Now, Perry “has strongly reaffirmed the government’s commitment to the seismic activity standards that have frustrated attempts to frack for shale gas,” reports Unearthed, an investigative news site run by Greenpeace UK, citing correspondence obtained under access to information rules.

Perry was responding to criticism of the country’s earthquake control system delivered by Francis Egan, CEO of Bamber Ridge, UK-based Cuadrilla Resources. In language that Unearthed found tougher than her previous statements, she said the so-called traffic lights system is “fit for purpose”, and the government “has no intention of altering it”.
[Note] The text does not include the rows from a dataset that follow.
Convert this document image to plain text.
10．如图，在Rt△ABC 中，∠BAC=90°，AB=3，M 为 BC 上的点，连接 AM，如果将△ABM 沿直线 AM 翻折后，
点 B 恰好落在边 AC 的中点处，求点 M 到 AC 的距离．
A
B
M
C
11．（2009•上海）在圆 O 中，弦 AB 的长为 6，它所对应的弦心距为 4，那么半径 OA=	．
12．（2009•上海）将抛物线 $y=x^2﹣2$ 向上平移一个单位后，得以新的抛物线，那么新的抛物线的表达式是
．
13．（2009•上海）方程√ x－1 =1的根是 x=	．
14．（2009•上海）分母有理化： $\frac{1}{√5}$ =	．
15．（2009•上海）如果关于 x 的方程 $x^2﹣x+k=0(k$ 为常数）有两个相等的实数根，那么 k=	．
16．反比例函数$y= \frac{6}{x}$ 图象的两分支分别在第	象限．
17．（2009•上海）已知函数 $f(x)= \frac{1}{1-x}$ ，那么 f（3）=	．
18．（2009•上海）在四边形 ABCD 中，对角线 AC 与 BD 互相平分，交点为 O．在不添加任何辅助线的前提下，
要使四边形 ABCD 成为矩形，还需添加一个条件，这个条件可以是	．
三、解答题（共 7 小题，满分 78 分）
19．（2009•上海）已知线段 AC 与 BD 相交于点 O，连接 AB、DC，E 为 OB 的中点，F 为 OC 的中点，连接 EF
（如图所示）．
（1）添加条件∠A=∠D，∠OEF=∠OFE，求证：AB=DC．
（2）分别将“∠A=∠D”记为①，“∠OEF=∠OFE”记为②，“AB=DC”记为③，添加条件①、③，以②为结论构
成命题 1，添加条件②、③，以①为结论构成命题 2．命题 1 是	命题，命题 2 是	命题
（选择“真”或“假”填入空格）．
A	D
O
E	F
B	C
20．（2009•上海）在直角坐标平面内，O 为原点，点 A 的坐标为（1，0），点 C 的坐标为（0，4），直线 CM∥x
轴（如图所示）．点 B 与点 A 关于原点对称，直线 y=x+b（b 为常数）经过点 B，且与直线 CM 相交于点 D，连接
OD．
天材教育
Egan had previously said the rules were “strangling” the industry.

“I note that your Hydraulic Fracture Plan was developed and reviewed over several months with reference to existing regulations, including the traffic light system,” Perry wrote, “and at no point did you communicate that it would not be possible to proceed without a change in regulations.”

Unearthed says Cuadrilla’s operations in Lancashire triggered dozens of tremors” late last year, “almost all of them imperceptible at the surface, which on several occasions forced it to stop drilling.” One 1.5-magnitude quake in mid-December was felt by several people in the area.”

Cuadrilla and Ineos “have both called for the standards to be weakened, but the government’s position appears to have hardened since Unearthed revealed in October that Perry was considering the prospect of revising the rules in the future,” the publication notes.